Responding to the ILPA survey, 8% of LPs said they were “extremely concerned” that they would exceed their allocation limit for private equity—a phenomenon known as the “denominator effect.” When the value of public equities declines, the share of capital allocated to private equity can exceed the ratio that the investor has set for itself.
Yet more than half of respondents—52%—said they are merely “somewhat concerned” and continue to monitor the situation, having faced a similar scenario during the Great Recession. “Everyone is far more attuned to the denominator effect than they were 12 years ago,” Cooney says.

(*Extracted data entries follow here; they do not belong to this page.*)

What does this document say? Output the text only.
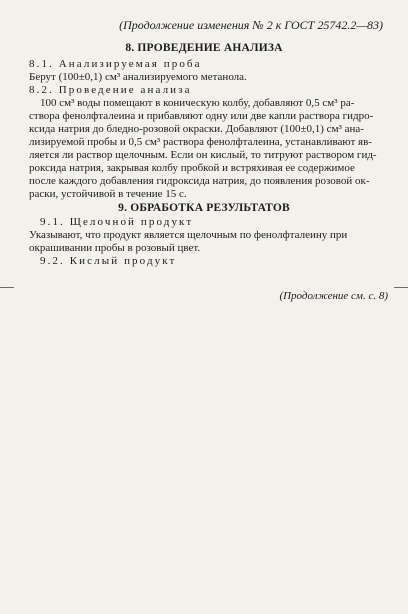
(Продолжение изменения № 2 к ГОСТ 25742.2—83)
8. ПРОВЕДЕНИЕ АНАЛИЗА
8.1. Анализируемая проба
Берут (100±0,1) см³ анализируемого метанола.
8.2. Проведение анализа
100 см³ воды помещают в коническую колбу, добавляют 0,5 см³ ра-
створа фенолфталеина и прибавляют одну или две капли раствора гидро-
ксида натрия до бледно-розовой окраски. Добавляют (100±0,1) см³ ана-
лизируемой пробы и 0,5 см³ раствора фенолфталеина, устанавливают яв-
ляется ли раствор щелочным. Если он кислый, то титруют раствором гид-
роксида натрия, закрывая колбу пробкой и встряхивая ее содержимое
после каждого добавления гидроксида натрия, до появления розовой ок-
раски, устойчивой в течение 15 с.
9. ОБРАБОТКА РЕЗУЛЬТАТОВ
9.1. Щелочной продукт
Указывают, что продукт является щелочным по фенолфталеину при
окрашивании пробы в розовый цвет.
9.2. Кислый продукт
(Продолжение см. с. 8)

A PitchBook report published this month noted that over the last decade, some LPs have increased the flexibility of their investment policies. “Instead of a hard 20% target with a tight allowable band of drift, ranges were widened,” the report’s authors wrote. Other LPs added language to allow the portfolio allocation to stray outside its boundaries for two consecutive quarters.
Some LP investors were cushioned further from the denominator effect because they were at or below their allocations to private markets at the start of the year, according to PitchBook.
Liquidity may be a greater cause for concern for some LPs as they evaluate their private equity commitments. For the foreseeable future, GPs are expected to request more capital than they return to investors. “If you think about past corrections, it stands to reason that capital calls are going to outpace distributions for a little while here,” Matthews says.
Portfolio companies will need equity to stay afloat, prompting GPs to request money from their investors. At the same time, fewer companies are being sold, so LPs won’t be receiving proceeds from exited investments.
For certain categories of limited partners, other cash constraints could limit their ability to invest. As one example, Cooney points to hospital endowments, which have grown in recent years and increased their commitments to private equity. But treating cases of COVID-19 has tapped hospitals’ resources and curtailed more lucrative medical procedures. With uncertainty around expenses, their endowments might pull back on investment activities.
Fortunately, LPs that previously committed to private equity funds but now need cash can turn to the secondaries market, where investors sell stakes in PE vehicles. According to reporting from Private Equity International, transaction volume in the secondaries market reached a record-high $80 billion in 2019. The market has grown dramatically over the last several years, presenting cash-strapped LPs with an option not widely available in the past.
“We do believe that, even for liquidity-constrained limited partners, there are avenues to take advantage of that weren’t necessarily there in prior corrections,” Matthews says.
The novelty of this pandemic-induced economic crisis has made forecasting impossible. Rather than predicting the future, LPs are drawing on lessons from the past and making decisions one day at a time.
Kathryn Mulligan is the editor-in-chief of Middle Market Growth.